Hello! I am extremely new to programming, so I apologize if I can not explain what I am trying to do or if my code is very wrong. I have a recurring task in my job which is to open a list of restaurants in Ifood, collect the prices of each of them and calculate the average. It's simple, but it takes considerable time. I then decided to create a program in Python that collects prices for me, so I would only have the job select everything in Excel and have the average calculated. Here is the program:

import csv
from urllib.request import urlopen
from bs4 import BeautifulSoup

print('Olá! Entre com o link do restaurante do iFood agora.')
site = input()

html = urlopen(site)
bs = BeautifulSoup(html, 'html.parser')
precosLista = bs.findAll('div',{'class':'result-actions'})
csvFile = open('Preços.csv', 'wt+')
writer = csv.writer(csvFile)

try:
    for precos in precosLista:
        print(precos.get_text())
        csvPreco = []
        csvPreco.append(precos.get_text())
        writer.writerow(csvPreco)

finally:
    csvFile.close()

The code works, but the returned data has a strange format.
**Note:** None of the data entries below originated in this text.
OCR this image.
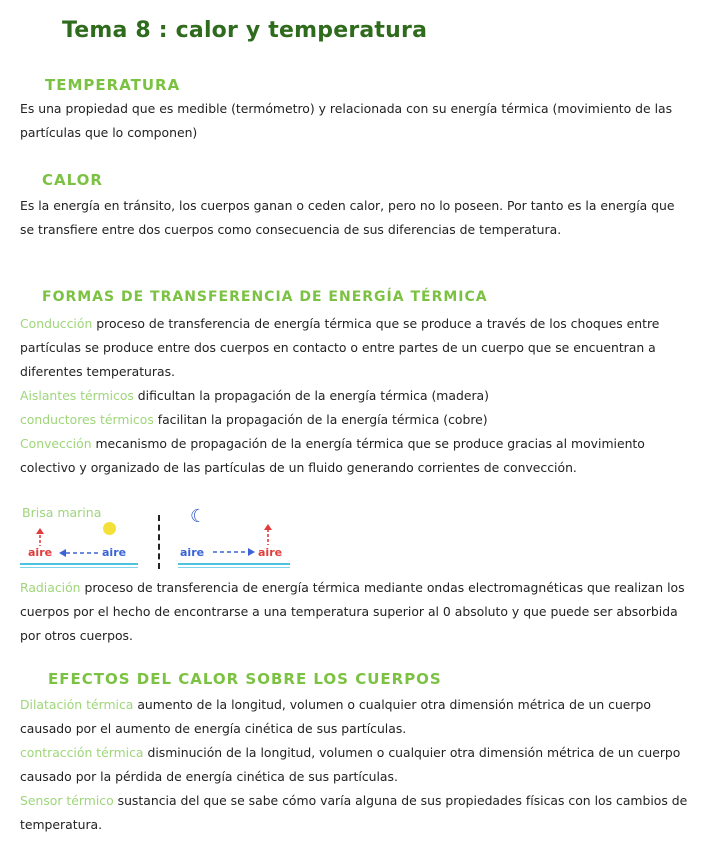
Tema 8 : calor y temperatura
TEMPERATURA

Es una propiedad que es medible (termómetro) y relacionada con su energía térmica (movimiento de las partículas que lo componen)

CALOR

Es la energía en tránsito, los cuerpos ganan o ceden calor, pero no lo poseen. Por tanto es la energía que se transfiere entre dos cuerpos como consecuencia de sus diferencias de temperatura.

FORMAS DE TRANSFERENCIA DE ENERGÍA TÉRMICA

Conducción proceso de transferencia de energía térmica que se produce a través de los choques entre partículas se produce entre dos cuerpos en contacto o entre partes de un cuerpo que se encuentran a diferentes temperaturas.

Aislantes térmicos dificultan la propagación de la energía térmica (madera)

conductores térmicos facilitan la propagación de la energía térmica (cobre)

Convección mecanismo de propagación de la energía térmica que se produce gracias al movimiento colectivo y organizado de las partículas de un fluido generando corrientes de convección.

Brisa marina
aire	aire
☾
aire	aire

Radiación proceso de transferencia de energía térmica mediante ondas electromagnéticas que realizan los cuerpos por el hecho de encontrarse a una temperatura superior al 0 absoluto y que puede ser absorbida por otros cuerpos.

EFECTOS DEL CALOR SOBRE LOS CUERPOS

Dilatación térmica aumento de la longitud, volumen o cualquier otra dimensión métrica de un cuerpo causado por el aumento de energía cinética de sus partículas.

contracción térmica disminución de la longitud, volumen o cualquier otra dimensión métrica de un cuerpo causado por la pérdida de energía cinética de sus partículas.

Sensor térmico sustancia del que se sabe cómo varía alguna de sus propiedades físicas con los cambios de temperatura.
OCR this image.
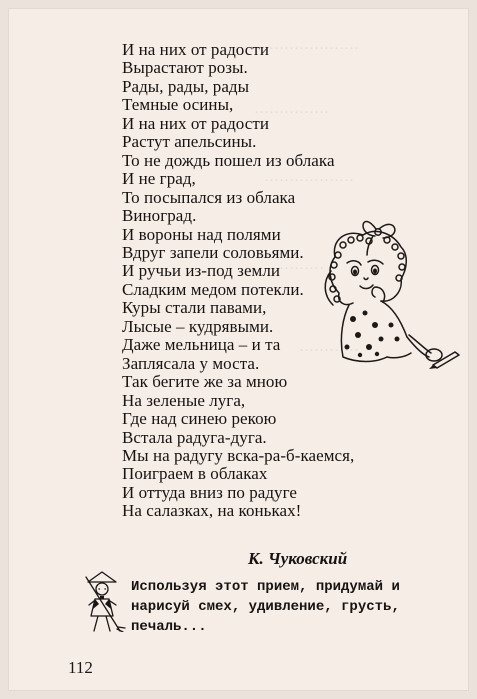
………………
……………
………………
………
…………
И на них от радости
Вырастают розы.
Рады, рады, рады
Темные осины,
И на них от радости
Растут апельсины.
То не дождь пошел из облака
И не град,
То посыпался из облака
Виноград.
И вороны над полями
Вдруг запели соловьями.
И ручьи из-под земли
Сладким медом потекли.
Куры стали павами,
Лысые – кудрявыми.
Даже мельница – и та
Заплясала у моста.
Так бегите же за мною
На зеленые луга,
Где над синею рекою
Встала радуга-дуга.
Мы на радугу вска-ра-б-каемся,
Поиграем в облаках
И оттуда вниз по радуге
На салазках, на коньках!
К. Чуковский
Используя этот прием, придумай и
нарисуй смех, удивление, грусть,
печаль...
112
An example:

"


                                                        R$ 71,90


                                                        R$ 59,90














"

"


                                                        R$ 45,90


                                                        R$ 32,90














"

"


                                                        R$ 29,90


                                                        R$ 24,90














"

"


                                                        R$ 29,90


                                                        R$ 24,90














"

"


                                                        R$ 29,90


                                                        R$ 24,90














"

"


                                                        R$ 29,90


                                                        R$ 24,90














"

If I try to open this directly in Excel, it is extremely tedious and difficult to manipulate. What I have done then is to open the generated csv in Word and remove all spaces, blank lines, $ and quotation marks. That done, I copy the numbers to Excel and then I order the average. My idea then was to create another program to do this cleaning for me, using the replace function, the problem is that I can not make it work. Could someone help me?

    
asked by anonymous 18.10.2018 / 15:32

1 answer

1

You can create a function that cleans the text before saving the CSV. In the function I put it to replace ',' and $, but you can add more rules as you need.

def clean_up_text(value):

    value = value.replace("R$", "")
    value = value.replace("'", "")
    value = value.replace('"', '')
    value = value.strip() # remove espaços em branco e quebras de linha

    return value

Just call this function at the time of saving the value: clean_up_text(precos.get_text())

    
18.10.2018 / 16:10